Self-harming Behaviors

Self-harming behavior is commonly observed in individuals in these two groups, who have difficulties in understanding both themselves and the outside world. While it occurs as a result of more sensory issues in individuals with autism, it occurs in individuals with BPD when they do not get the result they want from attachment. These behaviors can be hair pulling, hitting oneself, banging their head against a wall, skin picking, and cutting certain parts of their body.

Mood Disorders

It is inevitable that both groups will have co-occurring mood disorders. Depression and anxiety are the most common ones. In addition to these, major depression is also frequently observed. In these cases, medication or therapy should be sought accordingly.
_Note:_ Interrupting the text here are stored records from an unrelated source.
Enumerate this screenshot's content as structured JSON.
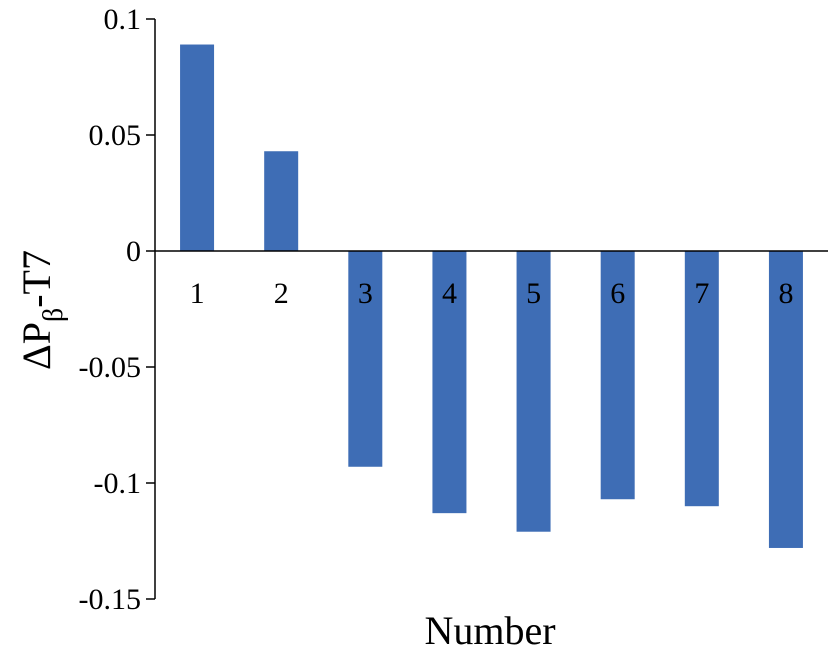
{
  "chart_data": {
    "type": "bar",
    "categories": [
      "1",
      "2",
      "3",
      "4",
      "5",
      "6",
      "7",
      "8"
    ],
    "values": [
      0.089,
      0.043,
      -0.093,
      -0.113,
      -0.121,
      -0.107,
      -0.11,
      -0.128
    ],
    "title": "",
    "xlabel": "Number",
    "ylabel_main": "ΔP",
    "ylabel_sub": "β",
    "ylabel_suffix": "-T7",
    "ylim": [
      -0.15,
      0.1
    ],
    "yticks": [
      0.1,
      0.05,
      0,
      -0.05,
      -0.1,
      -0.15
    ],
    "ytick_labels": [
      "0.1",
      "0.05",
      "0",
      "-0.05",
      "-0.1",
      "-0.15"
    ],
    "grid": false,
    "legend": "none",
    "bar_color": "#3E6DB5"
  }
}
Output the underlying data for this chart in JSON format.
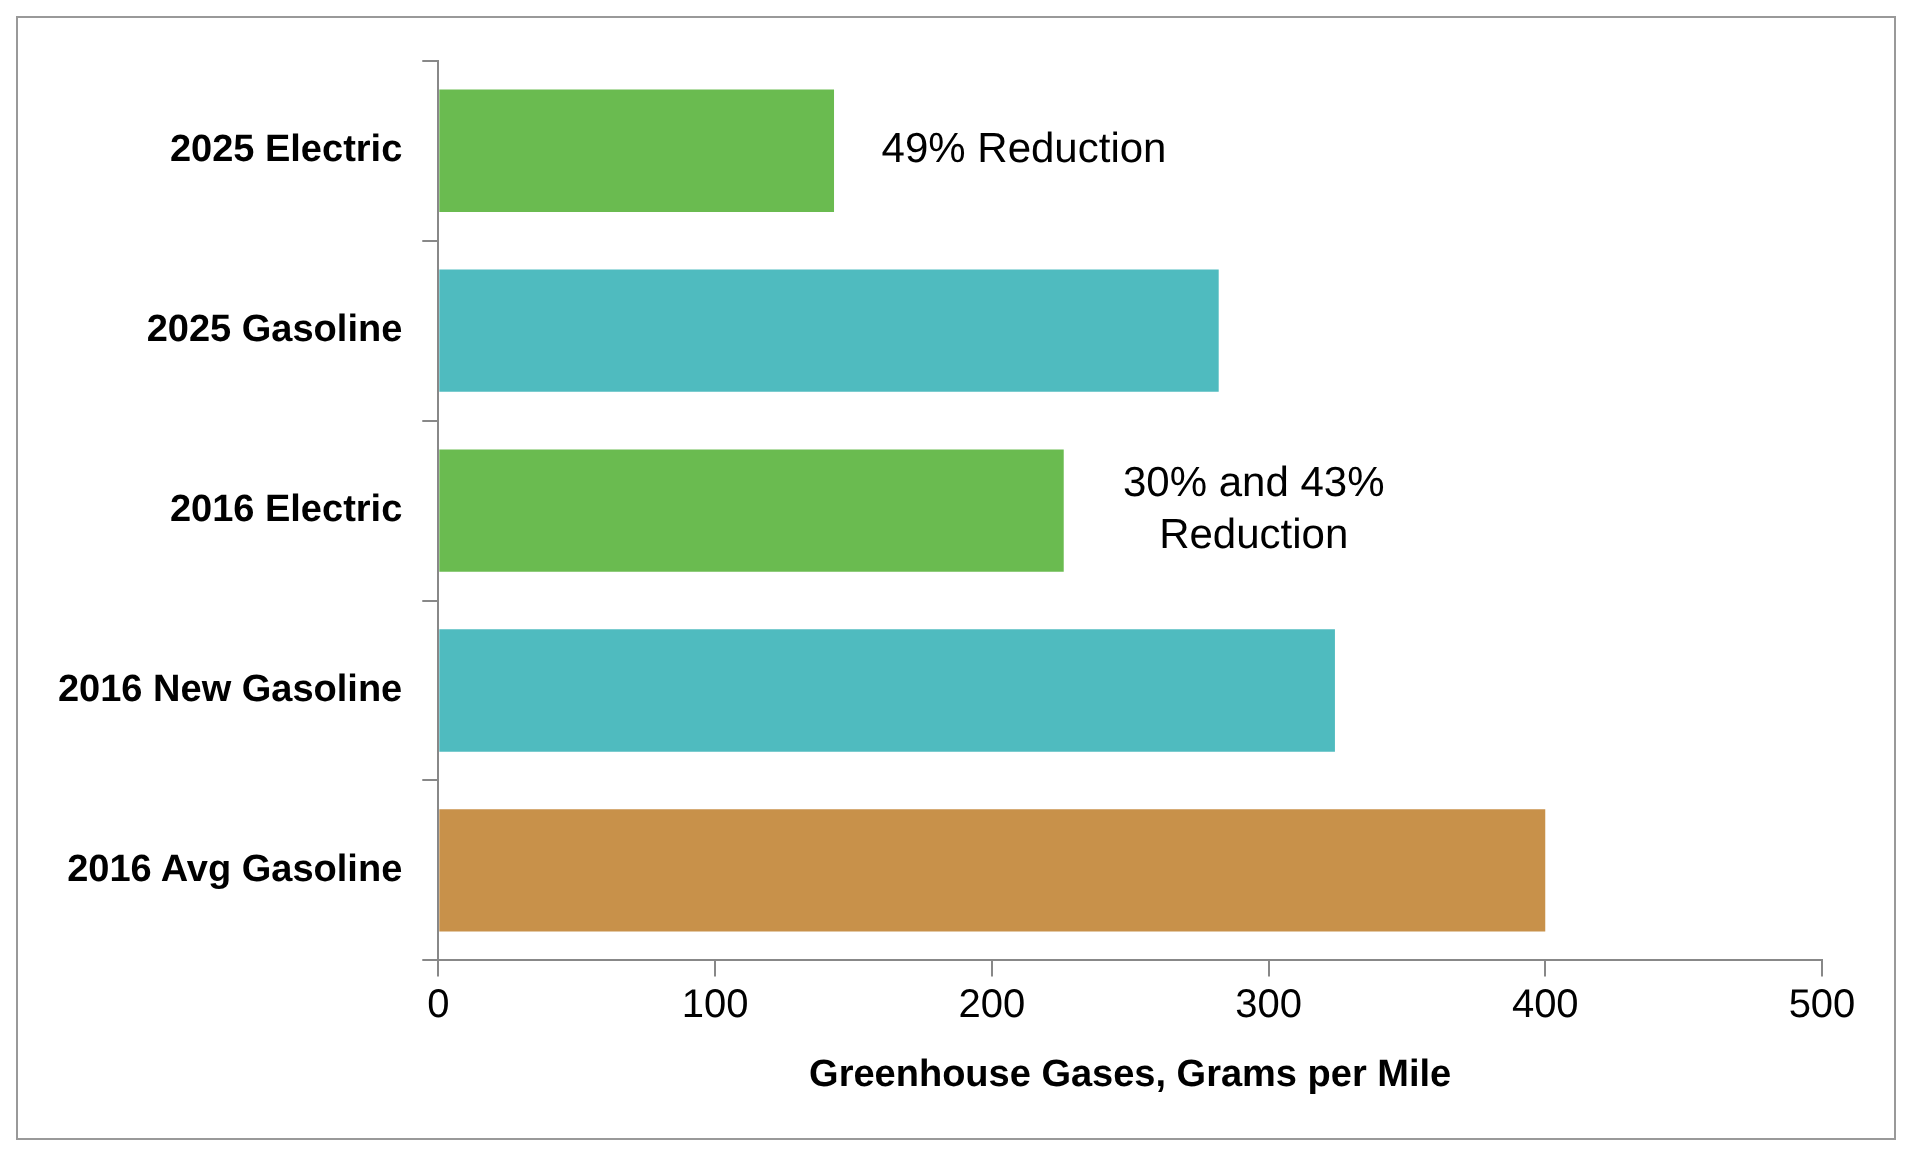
{
  "chart_data": {
    "type": "bar",
    "orientation": "horizontal",
    "xlabel": "Greenhouse Gases, Grams per Mile",
    "categories": [
      "2025 Electric",
      "2025 Gasoline",
      "2016 Electric",
      "2016 New Gasoline",
      "2016 Avg Gasoline"
    ],
    "values": [
      143,
      282,
      226,
      324,
      400
    ],
    "colors": [
      "#6abb50",
      "#4fbbbf",
      "#6abb50",
      "#4fbbbf",
      "#c8914a"
    ],
    "xlim": [
      0,
      500
    ],
    "xticks": [
      0,
      100,
      200,
      300,
      400,
      500
    ],
    "grid": false,
    "legend": false,
    "annotations": [
      "49% Reduction",
      "30% and 43% Reduction"
    ]
  }
}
Borderline Personality Disorder

A borderline personality disorder is a disorder that causes problems in the way a person perceives the environment, the way he/she thinks, and his/her feelings about people and relations. It usually begins to develop during adolescence and young adulthood. The meaning of the word in the name of the disorder, which causes the question “What is borderline?” can be expressed as “borderline and uncertain”.
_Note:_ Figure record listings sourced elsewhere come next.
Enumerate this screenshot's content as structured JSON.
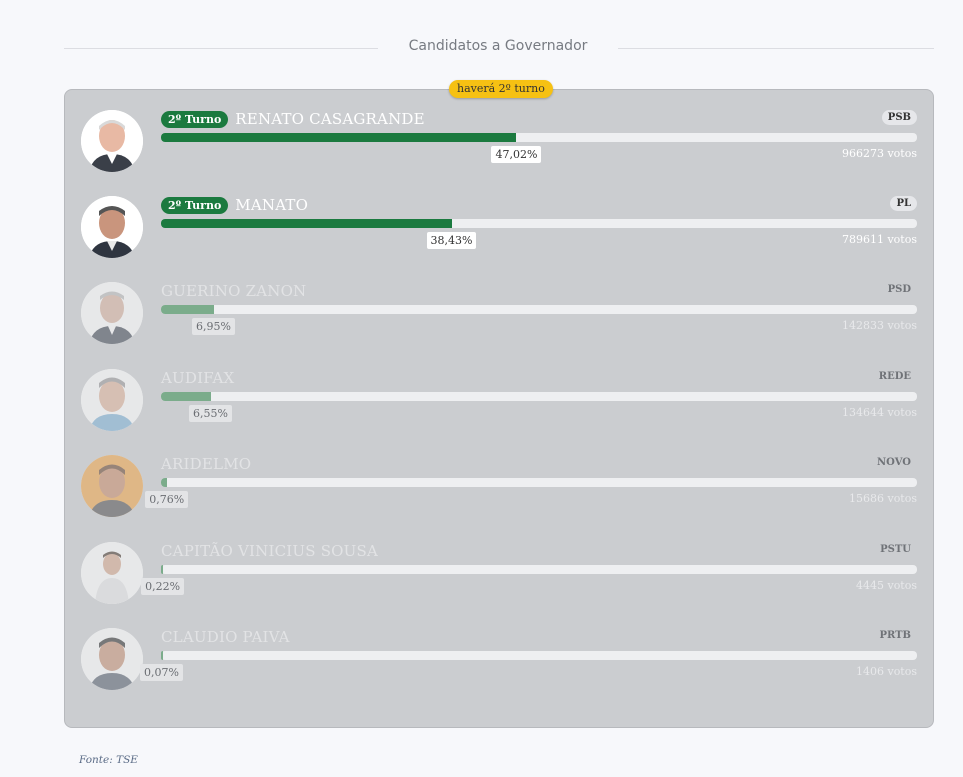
{
  "header": {
    "title": "Candidatos a Governador"
  },
  "runoff_badge": "haverá 2º turno",
  "turn_badge_label": "2º Turno",
  "candidates": [
    {
      "name": "RENATO CASAGRANDE",
      "party": "PSB",
      "percent_label": "47,02%",
      "percent": 47.02,
      "votes_label": "966273 votos",
      "second_round": true
    },
    {
      "name": "MANATO",
      "party": "PL",
      "percent_label": "38,43%",
      "percent": 38.43,
      "votes_label": "789611 votos",
      "second_round": true
    },
    {
      "name": "GUERINO ZANON",
      "party": "PSD",
      "percent_label": "6,95%",
      "percent": 6.95,
      "votes_label": "142833 votos",
      "second_round": false
    },
    {
      "name": "AUDIFAX",
      "party": "REDE",
      "percent_label": "6,55%",
      "percent": 6.55,
      "votes_label": "134644 votos",
      "second_round": false
    },
    {
      "name": "ARIDELMO",
      "party": "NOVO",
      "percent_label": "0,76%",
      "percent": 0.76,
      "votes_label": "15686 votos",
      "second_round": false
    },
    {
      "name": "CAPITÃO VINICIUS SOUSA",
      "party": "PSTU",
      "percent_label": "0,22%",
      "percent": 0.22,
      "votes_label": "4445 votos",
      "second_round": false
    },
    {
      "name": "CLAUDIO PAIVA",
      "party": "PRTB",
      "percent_label": "0,07%",
      "percent": 0.07,
      "votes_label": "1406 votos",
      "second_round": false
    }
  ],
  "source": "Fonte: TSE",
  "colors": {
    "accent": "#1b7a3f",
    "badge": "#f6c113",
    "panel": "#cbcdd0"
  }
}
People with the borderline disorder may experience sudden mood changes and ambivalent thoughts about who they are and what their role is in life. As a result, their interests and values can change quickly. People with borderline personality disorder tend to see things as very good or very bad. They may see someone they see as a friend one day as their enemy the next. For this reason, they establish intense and unstable relationships in social life.

It is not possible for people with the borderline disorder to have all the symptoms. Some may have a few symptoms, while others may have almost all of the listed symptoms. Even a regular event can trigger the appearance of symptoms. For example, symptoms may begin to appear in a person who leaves his or her immediate environment due to a business trip. It doesn’t mean that everyone with BPD has to show every symptom with the same level of severity and duration. It shows differences in each person. Common borderline symptoms can be listed as follows.
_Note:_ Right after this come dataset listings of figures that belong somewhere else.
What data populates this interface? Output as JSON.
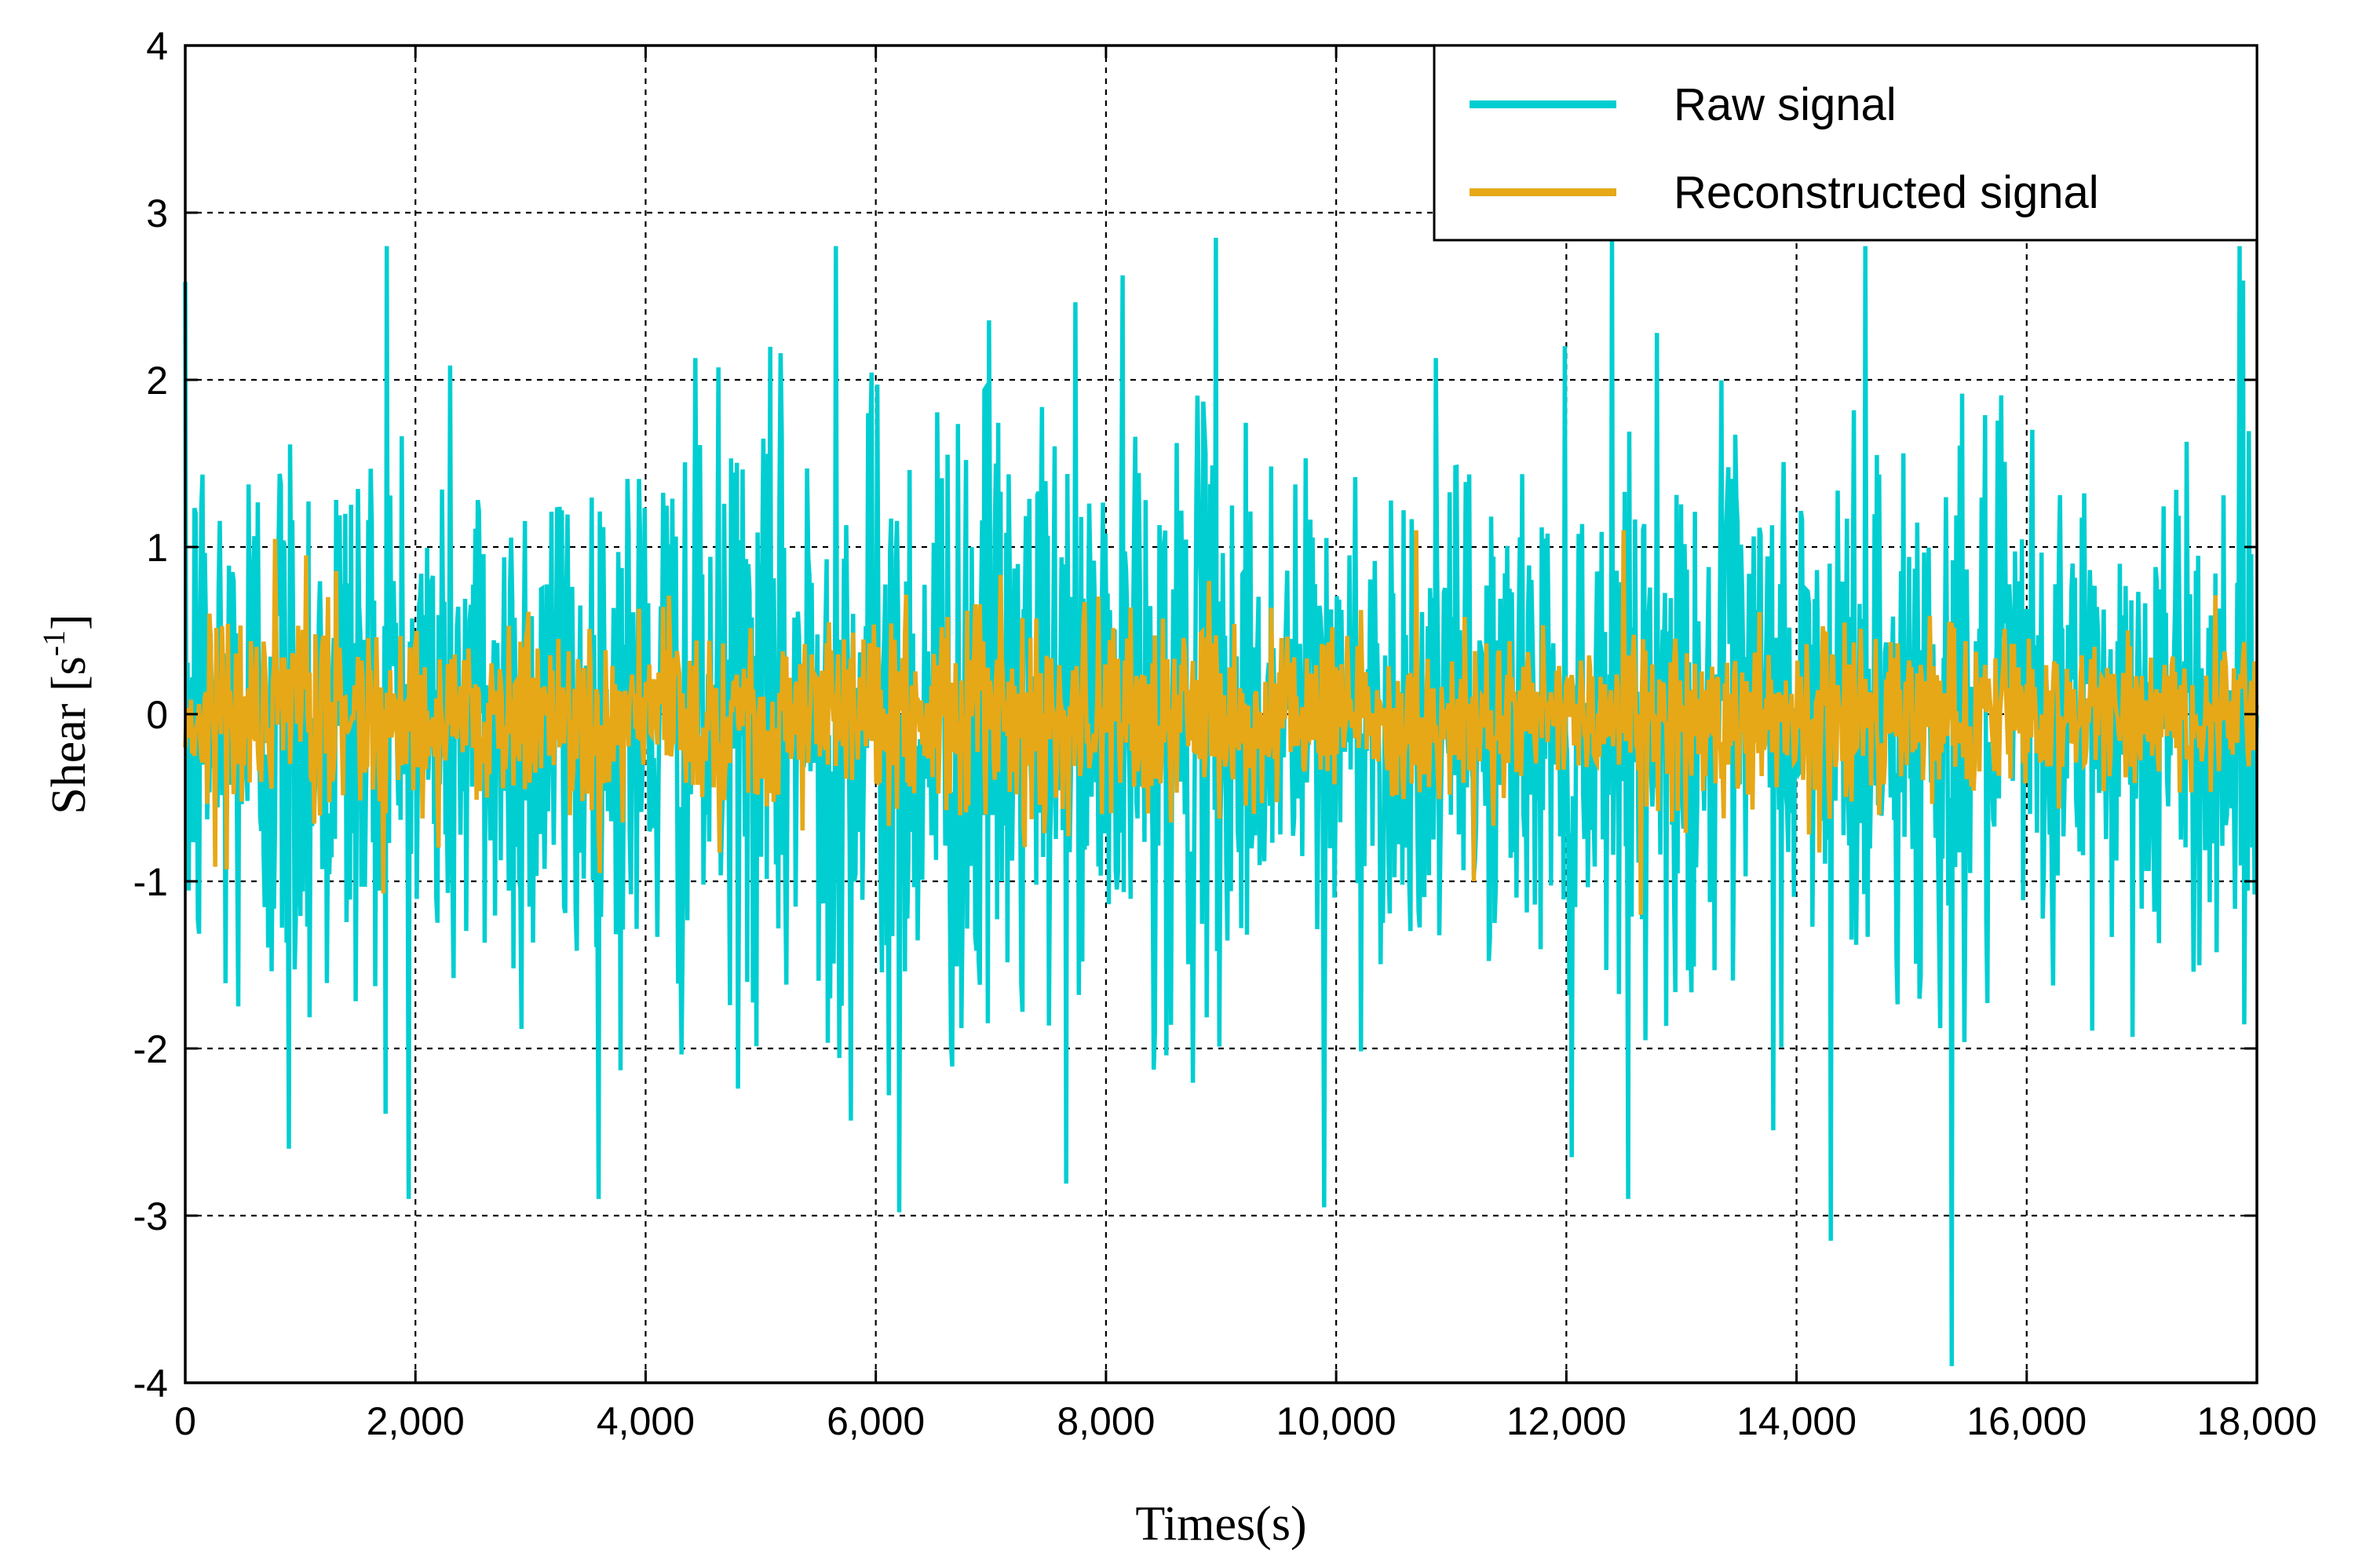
{
  "chart_data": {
    "type": "line",
    "title": "",
    "xlabel": "Times(s)",
    "ylabel": {
      "base": "Shear [s",
      "sup": "-1",
      "close": "]"
    },
    "xlim": [
      0,
      18000
    ],
    "ylim": [
      -4,
      4
    ],
    "grid": true,
    "legend_position": "top-right",
    "x_ticks": [
      0,
      2000,
      4000,
      6000,
      8000,
      10000,
      12000,
      14000,
      16000,
      18000
    ],
    "x_tick_labels": [
      "0",
      "2,000",
      "4,000",
      "6,000",
      "8,000",
      "10,000",
      "12,000",
      "14,000",
      "16,000",
      "18,000"
    ],
    "y_ticks": [
      -4,
      -3,
      -2,
      -1,
      0,
      1,
      2,
      3,
      4
    ],
    "y_tick_labels": [
      "-4",
      "-3",
      "-2",
      "-1",
      "0",
      "1",
      "2",
      "3",
      "4"
    ],
    "series": [
      {
        "name": "Raw signal",
        "color": "#00CED1",
        "n_samples": 1800,
        "noise_sigma": 0.85,
        "peaks": [
          {
            "x": 1750,
            "y": 2.8
          },
          {
            "x": 5650,
            "y": 2.8
          },
          {
            "x": 8950,
            "y": 2.85
          },
          {
            "x": 12400,
            "y": 2.85
          },
          {
            "x": 14600,
            "y": 2.8
          },
          {
            "x": 17850,
            "y": 2.8
          },
          {
            "x": 900,
            "y": -2.6
          },
          {
            "x": 6200,
            "y": -2.98
          },
          {
            "x": 9900,
            "y": -2.95
          },
          {
            "x": 14300,
            "y": -3.15
          },
          {
            "x": 15350,
            "y": -3.9
          },
          {
            "x": 12050,
            "y": -2.65
          }
        ]
      },
      {
        "name": "Reconstructed signal",
        "color": "#E6A817",
        "n_samples": 1800,
        "noise_sigma": 0.27,
        "peaks": [
          {
            "x": 10700,
            "y": 1.1
          },
          {
            "x": 12500,
            "y": 1.1
          },
          {
            "x": 1050,
            "y": 0.95
          },
          {
            "x": 12650,
            "y": -1.2
          },
          {
            "x": 3600,
            "y": -0.95
          },
          {
            "x": 11200,
            "y": -1.0
          }
        ]
      }
    ]
  },
  "legend": {
    "items": [
      {
        "label": "Raw signal",
        "color": "#00CED1"
      },
      {
        "label": "Reconstructed signal",
        "color": "#E6A817"
      }
    ]
  }
}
  • Getting close to someone too quickly or cutting off contact with someone too quickly, fear of abandonment
  • Having rapidly changing extreme feelings about family, friends, and immediate surroundings
  • Unstable and impaired sense of self
  • Reckless driving
  • Excessive and unreasonable spending of money
  • Substance and alcohol use
  • Eating too much or not eating at all
  • Engaging in excessive sexual behavior
  • Making dangerous and impulsive movements
  • Self-harming behaviors
  • Recurrent suicidal thoughts or attempts
  • Sudden and intense mood swings
  • Constantly feeling emptiness
  • Having anger control problems
  • Having trouble with trust, excessive and irrational skepticism about other people’s intentions

The expression of feelings of a person with borderline personality disorder in his own words is summarized as follows:

“Having a borderline personality disorder is like hell for a lifetime. Not any lighter. Pain, anger, confusion, resentment, and never knowing what to feel the next minute. It hurts because I hurt my loved ones. I think I’ve been misunderstood. Nothing gives me joy. I am rarely “very happy” and therefore worried. Then I physically harm myself. Then I experience guilt because of it. An endless cycle of stress!”